GENEL

Defne Samyeli’den Rasim Ozan Kütahyalı’ya Çok Sert Yanıt

Ünlü sunucu, gazeteci ve şarkıcı Defne Samyeli, Rasim Ozan Kütahyalı’nın (ROK) kendisi hakkında yaptığı etnik ve mezhepsel kimlik iddialarına çok sert tepki gösterdi.

Abone Ol

Ünlü sunucu, gazeteci ve şarkıcı Defne Samyeli, Rasim Ozan Kütahyalı’nın (ROK) kendisi hakkında yaptığı etnik ve mezhepsel kimlik iddialarına çok sert tepki gösterdi. Kütahyalı’nın, Samyeli’nin “Türk’üm” sözlerini hedef alarak, “Malatyalı Alevi bir ailenin kızı, Kürt de olabilir, asimile olmuş” şeklindeki ifadeleri, yeni bir polemiği başlattı.

Samyeli’den Sert Çıkış Samyeli, X hesabından yaptığı açıklamada Kütahyalı’yı yalancılıkla suçlayarak, “Ateş olsan ancak cirmin kadar yer yakarsın” ifadelerini kullandı. Ünlü sanatçı, İstanbul doğumlu olduğunu ve ne Malatyalı ne de Alevi kökenli olduğunu net bir dille vurguladı. Samyeli, “Malatyalı ve Alevi olsam da bu, Türk olduğum gerçeğini değiştirmez” diyerek kimlik tartışmalarını anlamsız bulduğunu belirtti. Kütahyalı’yı hedef alan açıklamasında ise, “Türk’üm dedim diye neden tetiklendin? Sana verilen görev icabı mı? Etnik kimlik vurgularıyla ulus devlet birliğini yok etmek mi istiyorsun?” sözleriyle dikkat çekti.

Toplumsal Ayrışma Eleştirisi Samyeli, etnik ve mezhepsel tartışmalar üzerinden gündem yaratma çabalarının toplumsal barışa zarar verdiğini dile getirdi. “Bu tür söylemler, insanları birbirine düşürmekten başka bir işe yaramaz. Bunların sözüne itibar eden ya kasıtlıdır, ya trolldür, ya da akıl yoksunudur” diyerek tepkisini daha da sertleştirdi.

Kütahyalı’nın Tartışmalı Geçmişi Rasim Ozan Kütahyalı, daha önce de birçok gazeteci ve televizyon sunucusu hakkında benzer çıkışlarıyla gündeme gelmişti. Özellikle mezhep ve etnik kimlikler üzerinden yaptığı açıklamalar kamuoyunda sık sık tepki toplamış, farklı kesimlerden eleştiriler almıştı. Bu son çıkışı da benzer bir şekilde sosyal medyada geniş yankı buldu.
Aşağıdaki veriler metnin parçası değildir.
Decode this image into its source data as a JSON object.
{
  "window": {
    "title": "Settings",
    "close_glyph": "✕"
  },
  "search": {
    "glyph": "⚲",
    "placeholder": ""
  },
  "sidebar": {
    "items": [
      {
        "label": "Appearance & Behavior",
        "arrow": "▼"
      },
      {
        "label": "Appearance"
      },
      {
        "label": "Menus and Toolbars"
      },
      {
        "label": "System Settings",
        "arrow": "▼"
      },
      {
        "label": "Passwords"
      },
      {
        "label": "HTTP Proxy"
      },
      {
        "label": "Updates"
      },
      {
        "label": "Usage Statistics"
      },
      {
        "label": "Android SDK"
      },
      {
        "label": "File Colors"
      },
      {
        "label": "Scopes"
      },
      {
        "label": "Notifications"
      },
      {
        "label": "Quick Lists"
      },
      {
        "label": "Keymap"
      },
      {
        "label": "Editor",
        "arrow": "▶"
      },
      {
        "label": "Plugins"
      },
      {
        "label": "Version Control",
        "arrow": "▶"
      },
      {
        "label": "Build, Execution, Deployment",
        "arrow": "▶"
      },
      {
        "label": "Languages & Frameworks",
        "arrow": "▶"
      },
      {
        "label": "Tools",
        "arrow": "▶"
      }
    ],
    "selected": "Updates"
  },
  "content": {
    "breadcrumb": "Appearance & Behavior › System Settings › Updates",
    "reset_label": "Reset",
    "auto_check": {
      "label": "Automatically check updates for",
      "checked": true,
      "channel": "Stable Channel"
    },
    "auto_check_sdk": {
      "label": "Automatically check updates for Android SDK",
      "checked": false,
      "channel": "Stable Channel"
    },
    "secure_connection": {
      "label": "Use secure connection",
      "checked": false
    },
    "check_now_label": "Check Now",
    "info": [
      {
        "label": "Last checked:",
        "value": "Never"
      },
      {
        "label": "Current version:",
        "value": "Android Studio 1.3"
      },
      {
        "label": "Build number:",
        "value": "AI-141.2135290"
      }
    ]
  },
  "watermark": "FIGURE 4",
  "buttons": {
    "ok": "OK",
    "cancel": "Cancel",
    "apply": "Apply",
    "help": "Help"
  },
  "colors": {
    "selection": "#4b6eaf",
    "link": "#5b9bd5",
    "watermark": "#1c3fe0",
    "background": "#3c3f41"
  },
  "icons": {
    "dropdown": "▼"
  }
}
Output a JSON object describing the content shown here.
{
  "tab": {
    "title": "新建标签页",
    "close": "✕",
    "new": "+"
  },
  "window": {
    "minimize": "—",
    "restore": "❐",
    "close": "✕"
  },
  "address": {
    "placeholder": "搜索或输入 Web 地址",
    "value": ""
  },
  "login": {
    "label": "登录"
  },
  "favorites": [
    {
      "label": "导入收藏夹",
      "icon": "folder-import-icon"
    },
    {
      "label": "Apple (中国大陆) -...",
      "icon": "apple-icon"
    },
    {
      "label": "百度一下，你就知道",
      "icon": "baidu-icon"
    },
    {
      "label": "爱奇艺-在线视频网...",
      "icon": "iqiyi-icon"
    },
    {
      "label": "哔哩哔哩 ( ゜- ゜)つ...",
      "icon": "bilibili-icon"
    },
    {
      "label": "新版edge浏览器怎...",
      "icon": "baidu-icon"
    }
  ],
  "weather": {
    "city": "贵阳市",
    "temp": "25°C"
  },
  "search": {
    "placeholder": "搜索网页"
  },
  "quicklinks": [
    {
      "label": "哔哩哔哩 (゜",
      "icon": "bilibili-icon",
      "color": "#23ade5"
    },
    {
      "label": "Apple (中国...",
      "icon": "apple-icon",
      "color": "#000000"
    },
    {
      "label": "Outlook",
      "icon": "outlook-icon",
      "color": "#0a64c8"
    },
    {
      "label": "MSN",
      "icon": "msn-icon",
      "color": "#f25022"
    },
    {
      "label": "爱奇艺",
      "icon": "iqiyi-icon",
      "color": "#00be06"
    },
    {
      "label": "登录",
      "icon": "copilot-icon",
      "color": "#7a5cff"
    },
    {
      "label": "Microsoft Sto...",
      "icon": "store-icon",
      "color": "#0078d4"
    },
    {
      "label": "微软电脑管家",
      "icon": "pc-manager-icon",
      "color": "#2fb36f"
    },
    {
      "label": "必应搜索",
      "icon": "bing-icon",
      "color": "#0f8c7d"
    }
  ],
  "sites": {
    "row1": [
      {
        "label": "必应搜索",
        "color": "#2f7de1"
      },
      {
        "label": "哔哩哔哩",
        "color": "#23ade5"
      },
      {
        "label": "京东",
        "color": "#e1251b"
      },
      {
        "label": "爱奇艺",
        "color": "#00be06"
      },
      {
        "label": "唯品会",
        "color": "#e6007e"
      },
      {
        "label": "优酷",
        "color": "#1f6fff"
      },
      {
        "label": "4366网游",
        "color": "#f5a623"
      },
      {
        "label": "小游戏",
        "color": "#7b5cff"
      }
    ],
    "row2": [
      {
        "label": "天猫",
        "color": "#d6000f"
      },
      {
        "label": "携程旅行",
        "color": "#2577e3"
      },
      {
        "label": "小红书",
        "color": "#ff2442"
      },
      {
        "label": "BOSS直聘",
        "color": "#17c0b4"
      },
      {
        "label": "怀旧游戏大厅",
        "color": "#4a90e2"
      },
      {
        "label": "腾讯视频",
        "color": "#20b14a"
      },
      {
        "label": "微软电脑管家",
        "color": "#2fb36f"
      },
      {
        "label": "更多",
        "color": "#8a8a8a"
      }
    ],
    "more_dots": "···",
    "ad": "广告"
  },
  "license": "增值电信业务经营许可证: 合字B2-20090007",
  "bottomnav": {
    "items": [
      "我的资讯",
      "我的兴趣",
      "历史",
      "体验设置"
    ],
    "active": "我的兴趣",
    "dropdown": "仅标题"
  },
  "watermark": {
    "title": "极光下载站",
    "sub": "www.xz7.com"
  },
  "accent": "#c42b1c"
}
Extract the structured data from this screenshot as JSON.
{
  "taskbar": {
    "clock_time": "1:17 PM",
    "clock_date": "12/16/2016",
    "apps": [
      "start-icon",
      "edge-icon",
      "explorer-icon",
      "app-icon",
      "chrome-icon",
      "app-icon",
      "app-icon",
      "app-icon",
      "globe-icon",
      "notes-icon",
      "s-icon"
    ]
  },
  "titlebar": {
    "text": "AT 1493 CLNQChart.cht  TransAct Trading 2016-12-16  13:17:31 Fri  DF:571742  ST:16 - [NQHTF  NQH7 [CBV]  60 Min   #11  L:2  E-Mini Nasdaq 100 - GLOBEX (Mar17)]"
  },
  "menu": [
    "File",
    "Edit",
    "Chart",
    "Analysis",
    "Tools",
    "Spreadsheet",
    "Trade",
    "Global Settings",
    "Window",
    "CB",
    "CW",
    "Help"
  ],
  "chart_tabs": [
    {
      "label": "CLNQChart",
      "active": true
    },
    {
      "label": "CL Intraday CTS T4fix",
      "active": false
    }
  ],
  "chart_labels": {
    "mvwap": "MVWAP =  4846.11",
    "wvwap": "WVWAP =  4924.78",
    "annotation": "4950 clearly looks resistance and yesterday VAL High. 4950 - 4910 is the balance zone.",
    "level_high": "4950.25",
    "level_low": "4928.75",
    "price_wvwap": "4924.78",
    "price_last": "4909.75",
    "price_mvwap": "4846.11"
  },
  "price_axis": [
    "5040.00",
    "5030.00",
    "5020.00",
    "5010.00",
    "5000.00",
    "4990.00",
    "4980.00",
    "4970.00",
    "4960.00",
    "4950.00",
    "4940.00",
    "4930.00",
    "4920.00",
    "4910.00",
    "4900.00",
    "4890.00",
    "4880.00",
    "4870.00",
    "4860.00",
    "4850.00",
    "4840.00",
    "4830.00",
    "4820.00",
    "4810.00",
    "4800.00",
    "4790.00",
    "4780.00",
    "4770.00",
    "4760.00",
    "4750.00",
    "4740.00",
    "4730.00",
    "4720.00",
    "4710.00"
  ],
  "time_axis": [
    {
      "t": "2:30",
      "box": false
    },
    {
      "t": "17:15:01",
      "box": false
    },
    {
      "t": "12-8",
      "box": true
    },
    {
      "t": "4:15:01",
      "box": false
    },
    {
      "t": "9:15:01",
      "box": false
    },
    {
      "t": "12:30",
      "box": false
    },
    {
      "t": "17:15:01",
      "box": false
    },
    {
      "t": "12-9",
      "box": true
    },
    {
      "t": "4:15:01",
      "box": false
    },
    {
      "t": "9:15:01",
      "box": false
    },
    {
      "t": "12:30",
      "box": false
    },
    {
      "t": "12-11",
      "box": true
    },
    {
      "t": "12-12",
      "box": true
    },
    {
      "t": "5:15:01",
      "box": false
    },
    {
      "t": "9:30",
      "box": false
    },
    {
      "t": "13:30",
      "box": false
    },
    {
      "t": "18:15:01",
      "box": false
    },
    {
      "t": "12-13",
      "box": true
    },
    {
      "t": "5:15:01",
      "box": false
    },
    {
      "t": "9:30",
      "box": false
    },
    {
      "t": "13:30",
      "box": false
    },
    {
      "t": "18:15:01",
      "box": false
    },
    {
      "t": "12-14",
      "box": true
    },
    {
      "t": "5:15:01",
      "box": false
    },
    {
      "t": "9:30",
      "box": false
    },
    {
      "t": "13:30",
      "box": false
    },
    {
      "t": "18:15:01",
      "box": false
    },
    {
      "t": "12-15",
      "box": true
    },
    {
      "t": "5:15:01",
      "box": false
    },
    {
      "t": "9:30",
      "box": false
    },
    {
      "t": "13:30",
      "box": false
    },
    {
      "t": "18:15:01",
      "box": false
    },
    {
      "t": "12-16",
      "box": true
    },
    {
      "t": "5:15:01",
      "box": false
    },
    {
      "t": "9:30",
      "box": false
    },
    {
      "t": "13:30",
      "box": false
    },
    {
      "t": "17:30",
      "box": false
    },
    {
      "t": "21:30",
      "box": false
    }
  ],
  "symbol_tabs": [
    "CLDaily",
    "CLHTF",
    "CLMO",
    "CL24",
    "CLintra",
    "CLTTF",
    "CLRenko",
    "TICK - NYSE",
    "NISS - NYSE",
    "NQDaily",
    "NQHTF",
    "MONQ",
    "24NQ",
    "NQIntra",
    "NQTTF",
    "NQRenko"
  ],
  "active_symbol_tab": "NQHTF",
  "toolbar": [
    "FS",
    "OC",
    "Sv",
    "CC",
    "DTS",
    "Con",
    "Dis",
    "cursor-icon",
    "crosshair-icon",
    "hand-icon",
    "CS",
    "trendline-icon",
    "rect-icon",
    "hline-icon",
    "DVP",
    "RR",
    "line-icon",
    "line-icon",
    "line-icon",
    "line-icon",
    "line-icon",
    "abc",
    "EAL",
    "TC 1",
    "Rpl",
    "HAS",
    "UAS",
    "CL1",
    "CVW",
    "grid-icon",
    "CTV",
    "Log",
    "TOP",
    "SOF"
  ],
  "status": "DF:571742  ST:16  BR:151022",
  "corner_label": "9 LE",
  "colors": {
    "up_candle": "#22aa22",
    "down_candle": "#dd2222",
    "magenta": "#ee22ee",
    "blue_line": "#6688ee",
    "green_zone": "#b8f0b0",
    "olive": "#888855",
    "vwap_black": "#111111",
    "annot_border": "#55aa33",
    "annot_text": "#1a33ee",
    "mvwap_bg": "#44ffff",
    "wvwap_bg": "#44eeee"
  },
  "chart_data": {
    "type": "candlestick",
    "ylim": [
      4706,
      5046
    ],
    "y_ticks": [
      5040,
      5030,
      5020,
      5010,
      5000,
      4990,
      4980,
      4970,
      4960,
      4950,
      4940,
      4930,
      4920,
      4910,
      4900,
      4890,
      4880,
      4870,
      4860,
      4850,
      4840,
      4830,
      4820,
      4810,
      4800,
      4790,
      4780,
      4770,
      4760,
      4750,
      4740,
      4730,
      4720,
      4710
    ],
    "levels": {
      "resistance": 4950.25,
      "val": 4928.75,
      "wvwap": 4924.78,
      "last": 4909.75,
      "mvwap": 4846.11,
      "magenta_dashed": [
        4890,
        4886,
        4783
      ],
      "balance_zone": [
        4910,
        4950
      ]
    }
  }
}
Sonuç Defne Samyeli’nin sert açıklamaları, yalnızca kişisel bir savunma değil, aynı zamanda ulus kimliğine ve toplumsal birlik çağrısına dönüşmüş durumda. Tartışma büyürken, kamuoyunda bir kez daha “medyada sorumluluk” ve “kimlik siyaseti” tartışmaları alevlendi.